COVENTRY taxi drivers are set to return to work today after voting last night to call off their strike.
Leaders say about 500 striking cabbies voted unanimously in favour of bringing a halt to eight days of widespread disruption.
They will go back to work today providing councillor Lindsley Harvard, as expected, formally rubber-stamps his plan for a three-month review into demand for taxis.
The cabbies claim there are too many taxis in the city.
They had been pressing for a temporary cap on licences while the review is carried out, but the council refused to back down.
Imran Zaman, chairman of Coventry Taxi Association, said he persuaded members to vote for a return to work, adding: “There was nothing else we could do.”
The vote followed the first talks yesterday with council chiefs since the strike began last Tuesday – as scores of cabbies protested outside.
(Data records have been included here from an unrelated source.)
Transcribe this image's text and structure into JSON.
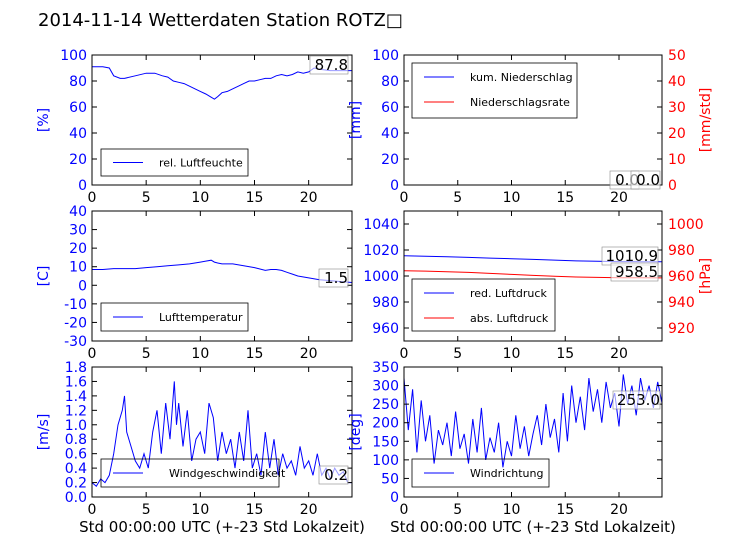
{
  "title": "2014-11-14 Wetterdaten Station ROTZ□",
  "colors": {
    "blue": "#0000ff",
    "red": "#ff0000",
    "black": "#000000",
    "axis": "#000000"
  },
  "chart_data": [
    {
      "id": "humidity",
      "type": "line",
      "xlabel": "",
      "ylabel": "[%]",
      "xlim": [
        0,
        24
      ],
      "ylim": [
        0,
        100
      ],
      "xticks": [
        0,
        5,
        10,
        15,
        20
      ],
      "yticks": [
        0,
        20,
        40,
        60,
        80,
        100
      ],
      "legend": {
        "entries": [
          "rel. Luftfeuchte"
        ],
        "placement": "lower-left"
      },
      "annotations": [
        "87.8"
      ],
      "series": [
        {
          "name": "rel. Luftfeuchte",
          "color": "#0000ff",
          "x": [
            0,
            1.0,
            1.6,
            2.0,
            2.6,
            3.0,
            4.0,
            5.0,
            5.8,
            6.5,
            7.0,
            7.5,
            8.0,
            8.5,
            9.0,
            9.5,
            10.0,
            10.5,
            10.9,
            11.3,
            11.6,
            12.0,
            12.5,
            13.0,
            13.5,
            14.0,
            14.5,
            15.0,
            15.5,
            16.0,
            16.5,
            17.0,
            17.5,
            18.0,
            18.5,
            19.0,
            19.5,
            20.0,
            20.5,
            21.0,
            22.0,
            23.0,
            24.0
          ],
          "y": [
            91,
            91,
            90,
            84,
            82,
            82,
            84,
            86,
            86,
            84,
            83,
            80,
            79,
            78,
            76,
            74,
            72,
            70,
            68,
            66,
            68,
            71,
            72,
            74,
            76,
            78,
            80,
            80,
            81,
            82,
            82,
            84,
            85,
            84,
            85,
            87,
            86,
            87,
            90,
            89,
            88,
            88,
            88
          ]
        }
      ]
    },
    {
      "id": "precipitation",
      "type": "line",
      "xlabel": "",
      "ylabel": "[mm]",
      "ylabel_right": "[mm/std]",
      "xlim": [
        0,
        24
      ],
      "ylim": [
        0,
        100
      ],
      "ylim_right": [
        0,
        50
      ],
      "xticks": [
        0,
        5,
        10,
        15,
        20
      ],
      "yticks": [
        0,
        20,
        40,
        60,
        80,
        100
      ],
      "yticks_right": [
        0,
        10,
        20,
        30,
        40,
        50
      ],
      "legend": {
        "entries": [
          "kum. Niederschlag",
          "Niederschlagsrate"
        ],
        "placement": "upper-left"
      },
      "annotations": [
        "0.0",
        "0.0"
      ],
      "series": [
        {
          "name": "kum. Niederschlag",
          "color": "#0000ff",
          "axis": "left",
          "x": [
            0,
            24
          ],
          "y": [
            0,
            0
          ]
        },
        {
          "name": "Niederschlagsrate",
          "color": "#ff0000",
          "axis": "right",
          "x": [
            0,
            24
          ],
          "y": [
            0,
            0
          ]
        }
      ]
    },
    {
      "id": "temperature",
      "type": "line",
      "xlabel": "",
      "ylabel": "[C]",
      "xlim": [
        0,
        24
      ],
      "ylim": [
        -30,
        40
      ],
      "xticks": [
        0,
        5,
        10,
        15,
        20
      ],
      "yticks": [
        -30,
        -20,
        -10,
        0,
        10,
        20,
        30,
        40
      ],
      "legend": {
        "entries": [
          "Lufttemperatur"
        ],
        "placement": "lower-left"
      },
      "annotations": [
        "1.5"
      ],
      "series": [
        {
          "name": "Lufttemperatur",
          "color": "#0000ff",
          "x": [
            0,
            1,
            2,
            3,
            4,
            5,
            6,
            7,
            8,
            9,
            10,
            10.5,
            11,
            11.3,
            11.6,
            12,
            13,
            14,
            15,
            16,
            16.5,
            17,
            17.5,
            18,
            18.5,
            19,
            20,
            21,
            22,
            23,
            24
          ],
          "y": [
            8.5,
            8.5,
            9,
            9,
            9,
            9.5,
            10,
            10.5,
            11,
            11.5,
            12.5,
            13,
            13.5,
            12.5,
            12,
            11.5,
            11.5,
            10.5,
            9.5,
            8,
            8.5,
            8.5,
            8,
            7,
            6,
            5,
            4,
            3,
            2.5,
            2,
            1.5
          ]
        }
      ]
    },
    {
      "id": "pressure",
      "type": "line",
      "xlabel": "",
      "ylabel": "",
      "ylabel_right": "[hPa]",
      "xlim": [
        0,
        24
      ],
      "ylim": [
        950,
        1050
      ],
      "ylim_right": [
        910,
        1010
      ],
      "xticks": [
        0,
        5,
        10,
        15,
        20
      ],
      "yticks": [
        960,
        980,
        1000,
        1020,
        1040
      ],
      "yticks_right": [
        920,
        940,
        960,
        980,
        1000
      ],
      "legend": {
        "entries": [
          "red. Luftdruck",
          "abs. Luftdruck"
        ],
        "placement": "lower-left"
      },
      "annotations": [
        "1010.9",
        "958.5"
      ],
      "series": [
        {
          "name": "red. Luftdruck",
          "color": "#0000ff",
          "axis": "left",
          "x": [
            0,
            2,
            4,
            6,
            8,
            10,
            12,
            14,
            16,
            18,
            20,
            22,
            24
          ],
          "y": [
            1015.5,
            1015.2,
            1014.8,
            1014.3,
            1013.8,
            1013.3,
            1012.8,
            1012.2,
            1011.6,
            1011.3,
            1011.1,
            1011.0,
            1010.9
          ]
        },
        {
          "name": "abs. Luftdruck",
          "color": "#ff0000",
          "axis": "right",
          "x": [
            0,
            2,
            4,
            6,
            8,
            10,
            12,
            14,
            16,
            18,
            20,
            22,
            24
          ],
          "y": [
            964.0,
            963.8,
            963.3,
            962.8,
            962.0,
            961.2,
            960.5,
            959.8,
            959.2,
            958.9,
            958.7,
            958.6,
            958.5
          ]
        }
      ]
    },
    {
      "id": "windspeed",
      "type": "line",
      "xlabel": "Std 00:00:00 UTC (+-23 Std Lokalzeit)",
      "ylabel": "[m/s]",
      "xlim": [
        0,
        24
      ],
      "ylim": [
        0,
        1.8
      ],
      "xticks": [
        0,
        5,
        10,
        15,
        20
      ],
      "yticks": [
        0.0,
        0.2,
        0.4,
        0.6,
        0.8,
        1.0,
        1.2,
        1.4,
        1.6,
        1.8
      ],
      "legend": {
        "entries": [
          "Windgeschwindigkeit"
        ],
        "placement": "lower-center"
      },
      "annotations": [
        "0.2"
      ],
      "series": [
        {
          "name": "Windgeschwindigkeit",
          "color": "#0000ff",
          "x": [
            0,
            0.4,
            0.8,
            1.2,
            1.6,
            2.0,
            2.4,
            2.8,
            3.0,
            3.2,
            3.6,
            4.0,
            4.4,
            4.8,
            5.2,
            5.6,
            6.0,
            6.4,
            6.8,
            7.2,
            7.6,
            7.8,
            8.0,
            8.4,
            8.8,
            9.2,
            9.6,
            10.0,
            10.4,
            10.8,
            11.2,
            11.6,
            12.0,
            12.4,
            12.8,
            13.2,
            13.6,
            14.0,
            14.4,
            14.8,
            15.2,
            15.6,
            16.0,
            16.4,
            16.8,
            17.2,
            17.6,
            18.0,
            18.4,
            18.8,
            19.2,
            19.6,
            20.0,
            20.4,
            20.8,
            21.2,
            21.6,
            22.0,
            22.4,
            22.8,
            23.2,
            23.6,
            24.0
          ],
          "y": [
            0.2,
            0.15,
            0.25,
            0.2,
            0.3,
            0.6,
            1.0,
            1.2,
            1.4,
            0.9,
            0.7,
            0.5,
            0.4,
            0.6,
            0.4,
            0.9,
            1.2,
            0.6,
            1.3,
            0.8,
            1.6,
            1.0,
            1.3,
            0.7,
            1.2,
            0.5,
            0.8,
            0.9,
            0.6,
            1.3,
            1.1,
            0.5,
            0.9,
            0.6,
            0.8,
            0.4,
            0.9,
            0.5,
            1.2,
            0.4,
            0.6,
            0.3,
            0.9,
            0.4,
            0.8,
            0.3,
            0.6,
            0.4,
            0.5,
            0.3,
            0.7,
            0.4,
            0.5,
            0.3,
            0.6,
            0.3,
            0.4,
            0.25,
            0.4,
            0.3,
            0.35,
            0.2,
            0.2
          ]
        }
      ]
    },
    {
      "id": "winddirection",
      "type": "line",
      "xlabel": "Std 00:00:00 UTC (+-23 Std Lokalzeit)",
      "ylabel": "[deg]",
      "xlim": [
        0,
        24
      ],
      "ylim": [
        0,
        350
      ],
      "xticks": [
        0,
        5,
        10,
        15,
        20
      ],
      "yticks": [
        0,
        50,
        100,
        150,
        200,
        250,
        300,
        350
      ],
      "legend": {
        "entries": [
          "Windrichtung"
        ],
        "placement": "lower-left"
      },
      "annotations": [
        "253.0"
      ],
      "series": [
        {
          "name": "Windrichtung",
          "color": "#0000ff",
          "x": [
            0,
            0.4,
            0.8,
            1.2,
            1.6,
            2.0,
            2.4,
            2.8,
            3.2,
            3.6,
            4.0,
            4.4,
            4.8,
            5.2,
            5.6,
            6.0,
            6.4,
            6.8,
            7.2,
            7.6,
            8.0,
            8.4,
            8.8,
            9.2,
            9.6,
            10.0,
            10.4,
            10.8,
            11.2,
            11.6,
            12.0,
            12.4,
            12.8,
            13.2,
            13.6,
            14.0,
            14.4,
            14.8,
            15.2,
            15.6,
            16.0,
            16.4,
            16.8,
            17.2,
            17.6,
            18.0,
            18.4,
            18.8,
            19.2,
            19.6,
            20.0,
            20.4,
            20.8,
            21.2,
            21.6,
            22.0,
            22.4,
            22.8,
            23.2,
            23.6,
            24.0
          ],
          "y": [
            320,
            180,
            290,
            120,
            260,
            150,
            220,
            90,
            180,
            140,
            200,
            110,
            230,
            130,
            170,
            90,
            210,
            120,
            240,
            100,
            160,
            120,
            200,
            80,
            150,
            110,
            220,
            130,
            190,
            110,
            170,
            220,
            140,
            250,
            160,
            210,
            120,
            280,
            150,
            300,
            200,
            270,
            180,
            320,
            230,
            290,
            200,
            310,
            240,
            280,
            190,
            330,
            250,
            300,
            220,
            320,
            260,
            300,
            240,
            310,
            253
          ]
        }
      ]
    }
  ]
}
Coun Harvard has told the drivers that, depending on the review’s findings, he would consider stopping Coventry City Council issuing any more taxi licences – the strikers’ key demand.
But the dispute is set to continue in the High Court, with the taxi association considering seeking a judicial review into the council’s refusal to impose a temporary cap on licences while the three-month review is carried out.
Coun Harvard was acting on advice from lawyers that imposing a cap now could result in the council being sued by other cabbies.
He is expected to rubber-stamp his plans – approved by fellow ruling Labour councillors on Monday – at his city services cabinet member’s meeting today.
The dispute has seen massive disruption with strikers blockading the city’s taxi ranks, preventing them being used by working cabbies.
A cavalcade of cabbies also staged a go-slow protest on the ring road during the evening rush-hour last Wednesday, and strikers have refused to do council-contracted school runs.
Cabbies say 950 licenced black cabs and private hire vehicles in the city is too many and is damaging their livelihoods.